“The magic of compound returns is overwhelmed by the tyranny of compounding costs”
The sub-headline of this post is in quotation marks because it’s a direct quote from John Bogle, the father of the index investing strategy and the founder of The Vanguard Group. Bogle is a role model for me and many others who believe passive investing in index funds will always beat managed funds because, as Bogle said in the recent PBS special The Retirement Gamble: “The magic of compound returns is overwhelmed by the tyranny of compounding costs.”
We’ve discussed the tyranny of fees and commissions in the first two posts in this series on the new pyramid scheme, but perhaps the greatest of tyrannies comes in the form of one of the most popular types of investment vehicles being sold today: the Fixed Annuity.
As with any investment, if the value of the investment you select for your annuity goes up, your investment grows. And, if the value drops, you investment shrinks along with your eventual payout. But it gets much worse.
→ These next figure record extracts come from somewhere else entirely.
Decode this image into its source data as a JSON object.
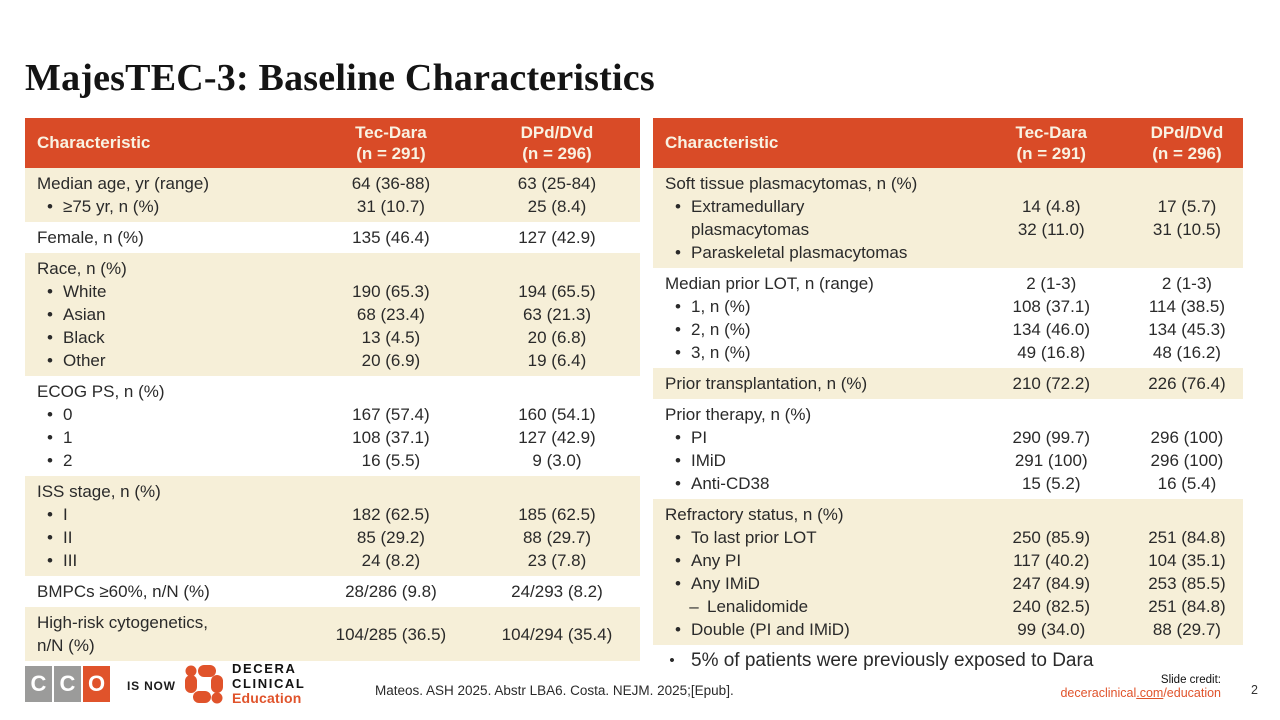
{
  "title": "MajesTEC-3: Baseline Characteristics",
  "colors": {
    "header_bg": "#D94B27",
    "header_text": "#F9F2E2",
    "row_cream": "#F6EFD8",
    "row_white": "#FFFFFF",
    "body_text": "#2A2A2A",
    "brand_orange": "#E0532B",
    "cco_gray": "#9B9B9A"
  },
  "tables": {
    "left": {
      "header": {
        "characteristic": "Characteristic",
        "col1": [
          "Tec-Dara",
          "(n = 291)"
        ],
        "col2": [
          "DPd/DVd",
          "(n = 296)"
        ]
      },
      "rows": [
        {
          "bg": "cream",
          "label": [
            {
              "t": "Median age, yr (range)",
              "lvl": 0
            },
            {
              "t": "≥75 yr, n (%)",
              "lvl": 1
            }
          ],
          "col1": [
            "64 (36-88)",
            "31 (10.7)"
          ],
          "col2": [
            "63 (25-84)",
            "25 (8.4)"
          ]
        },
        {
          "bg": "white",
          "label": [
            {
              "t": "Female, n (%)",
              "lvl": 0
            }
          ],
          "col1": [
            "135 (46.4)"
          ],
          "col2": [
            "127 (42.9)"
          ]
        },
        {
          "bg": "cream",
          "label": [
            {
              "t": "Race, n (%)",
              "lvl": 0
            },
            {
              "t": "White",
              "lvl": 1
            },
            {
              "t": "Asian",
              "lvl": 1
            },
            {
              "t": "Black",
              "lvl": 1
            },
            {
              "t": "Other",
              "lvl": 1
            }
          ],
          "col1": [
            "",
            "190 (65.3)",
            "68 (23.4)",
            "13 (4.5)",
            "20 (6.9)"
          ],
          "col2": [
            "",
            "194 (65.5)",
            "63 (21.3)",
            "20 (6.8)",
            "19 (6.4)"
          ]
        },
        {
          "bg": "white",
          "label": [
            {
              "t": "ECOG PS, n (%)",
              "lvl": 0
            },
            {
              "t": "0",
              "lvl": 1
            },
            {
              "t": "1",
              "lvl": 1
            },
            {
              "t": "2",
              "lvl": 1
            }
          ],
          "col1": [
            "",
            "167 (57.4)",
            "108 (37.1)",
            "16 (5.5)"
          ],
          "col2": [
            "",
            "160 (54.1)",
            "127 (42.9)",
            "9 (3.0)"
          ]
        },
        {
          "bg": "cream",
          "label": [
            {
              "t": "ISS stage, n (%)",
              "lvl": 0
            },
            {
              "t": "I",
              "lvl": 1
            },
            {
              "t": "II",
              "lvl": 1
            },
            {
              "t": "III",
              "lvl": 1
            }
          ],
          "col1": [
            "",
            "182 (62.5)",
            "85 (29.2)",
            "24 (8.2)"
          ],
          "col2": [
            "",
            "185 (62.5)",
            "88 (29.7)",
            "23 (7.8)"
          ]
        },
        {
          "bg": "white",
          "label": [
            {
              "t": "BMPCs ≥60%, n/N (%)",
              "lvl": 0
            }
          ],
          "col1": [
            "28/286 (9.8)"
          ],
          "col2": [
            "24/293 (8.2)"
          ]
        },
        {
          "bg": "cream",
          "valign": "center",
          "label": [
            {
              "t": "High-risk cytogenetics,",
              "lvl": 0
            },
            {
              "t": "n/N (%)",
              "lvl": 0
            }
          ],
          "col1": [
            "104/285 (36.5)"
          ],
          "col2": [
            "104/294 (35.4)"
          ]
        }
      ]
    },
    "right": {
      "header": {
        "characteristic": "Characteristic",
        "col1": [
          "Tec-Dara",
          "(n = 291)"
        ],
        "col2": [
          "DPd/DVd",
          "(n = 296)"
        ]
      },
      "rows": [
        {
          "bg": "cream",
          "valign": "center",
          "label": [
            {
              "t": "Soft tissue plasmacytomas, n (%)",
              "lvl": 0
            },
            {
              "t": "Extramedullary",
              "lvl": 1
            },
            {
              "t": "plasmacytomas",
              "lvl": 2
            },
            {
              "t": "Paraskeletal plasmacytomas",
              "lvl": 1
            }
          ],
          "col1": [
            "14 (4.8)",
            "32 (11.0)"
          ],
          "col2": [
            "17 (5.7)",
            "31 (10.5)"
          ]
        },
        {
          "bg": "white",
          "label": [
            {
              "t": "Median prior LOT, n (range)",
              "lvl": 0
            },
            {
              "t": "1, n (%)",
              "lvl": 1
            },
            {
              "t": "2, n (%)",
              "lvl": 1
            },
            {
              "t": "3, n (%)",
              "lvl": 1
            }
          ],
          "col1": [
            "2 (1-3)",
            "108 (37.1)",
            "134 (46.0)",
            "49 (16.8)"
          ],
          "col2": [
            "2 (1-3)",
            "114 (38.5)",
            "134 (45.3)",
            "48 (16.2)"
          ]
        },
        {
          "bg": "cream",
          "label": [
            {
              "t": "Prior transplantation, n (%)",
              "lvl": 0
            }
          ],
          "col1": [
            "210 (72.2)"
          ],
          "col2": [
            "226 (76.4)"
          ]
        },
        {
          "bg": "white",
          "label": [
            {
              "t": "Prior therapy, n (%)",
              "lvl": 0
            },
            {
              "t": "PI",
              "lvl": 1
            },
            {
              "t": "IMiD",
              "lvl": 1
            },
            {
              "t": "Anti-CD38",
              "lvl": 1
            }
          ],
          "col1": [
            "",
            "290 (99.7)",
            "291 (100)",
            "15 (5.2)"
          ],
          "col2": [
            "",
            "296 (100)",
            "296 (100)",
            "16 (5.4)"
          ]
        },
        {
          "bg": "cream",
          "label": [
            {
              "t": "Refractory status, n (%)",
              "lvl": 0
            },
            {
              "t": "To last prior LOT",
              "lvl": 1
            },
            {
              "t": "Any PI",
              "lvl": 1
            },
            {
              "t": "Any IMiD",
              "lvl": 1
            },
            {
              "t": "Lenalidomide",
              "lvl": 3
            },
            {
              "t": "Double (PI and IMiD)",
              "lvl": 1
            }
          ],
          "col1": [
            "",
            "250 (85.9)",
            "117 (40.2)",
            "247 (84.9)",
            "240 (82.5)",
            "99 (34.0)"
          ],
          "col2": [
            "",
            "251 (84.8)",
            "104 (35.1)",
            "253 (85.5)",
            "251 (84.8)",
            "88 (29.7)"
          ]
        }
      ]
    }
  },
  "note": "5% of patients were previously exposed to Dara",
  "footer": {
    "cco_letters": [
      "C",
      "C",
      "O"
    ],
    "is_now": "IS NOW",
    "brand_line1": "DECERA",
    "brand_line2": "CLINICAL",
    "brand_line3": "Education",
    "citation": "Mateos. ASH 2025. Abstr LBA6. Costa. NEJM. 2025;[Epub].",
    "slide_credit_label": "Slide credit:",
    "link_pre": "deceraclinical",
    "link_mid": ".com",
    "link_post": "/education",
    "page_number": "2"
  }
}
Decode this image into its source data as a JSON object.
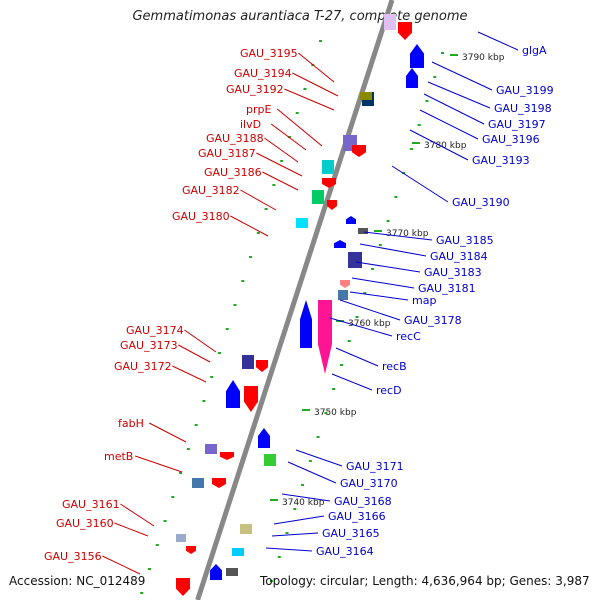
{
  "figure": {
    "title": "Gemmatimonas aurantiaca T-27, complete genome",
    "accession": "Accession: NC_012489",
    "summary": "Topology: circular; Length: 4,636,964 bp; Genes: 3,987"
  },
  "kbp_marks": [
    "3790 kbp",
    "3780 kbp",
    "3770 kbp",
    "3760 kbp",
    "3750 kbp",
    "3740 kbp"
  ],
  "left_genes": [
    "GAU_3195",
    "GAU_3194",
    "GAU_3192",
    "prpE",
    "ilvD",
    "GAU_3188",
    "GAU_3187",
    "GAU_3186",
    "GAU_3182",
    "GAU_3180",
    "GAU_3174",
    "GAU_3173",
    "GAU_3172",
    "fabH",
    "metB",
    "GAU_3161",
    "GAU_3160",
    "GAU_3156"
  ],
  "right_genes": [
    "glgA",
    "GAU_3199",
    "GAU_3198",
    "GAU_3197",
    "GAU_3196",
    "GAU_3193",
    "GAU_3190",
    "GAU_3185",
    "GAU_3184",
    "GAU_3183",
    "GAU_3181",
    "map",
    "GAU_3178",
    "recC",
    "recB",
    "recD",
    "GAU_3171",
    "GAU_3170",
    "GAU_3168",
    "GAU_3166",
    "GAU_3165",
    "GAU_3164"
  ],
  "colors": {
    "forward": "#ff0000",
    "reverse": "#0000ff",
    "label_forward": "#cc0000",
    "label_reverse": "#0000cc",
    "axis": "#888888",
    "tick": "#22aa22"
  }
}
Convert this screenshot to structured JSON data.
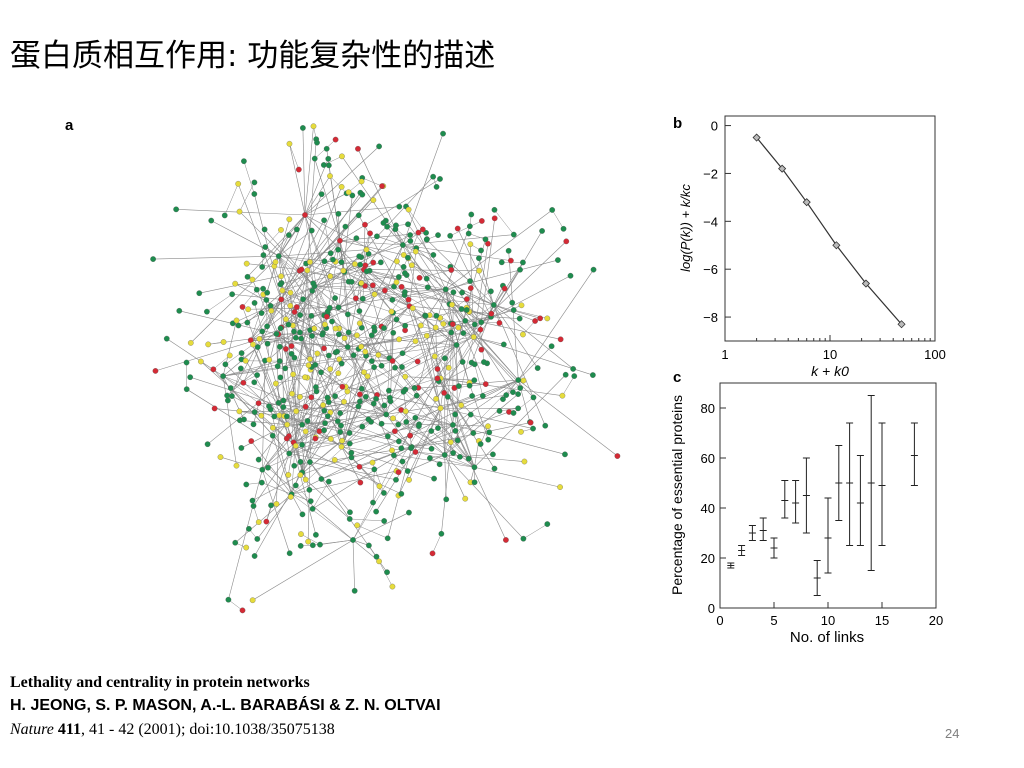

You will pay taxes on the gains made by your variable annuity when you withdraw funds. If you withdraw early (before the age of 59.5 years), you’ll also pay a 10% penalty. The capital gains you acquire are taxed as ordinary income under a variable annuity. So, you are taking earnings that would otherwise be taxed as capital gains and treating this investment earnings as earned income, which is taxed at a much higher rate.
This should be more than enough to steer you away from variable annuities, but we haven’t even discussed fees yet. The typical variable annuity has sales commissions of 4%, management fees of 1%-2% and insurance charges of 1%. All of this is docked at the beginning of each year, so you open your annuity with significantly less than you actually put into it.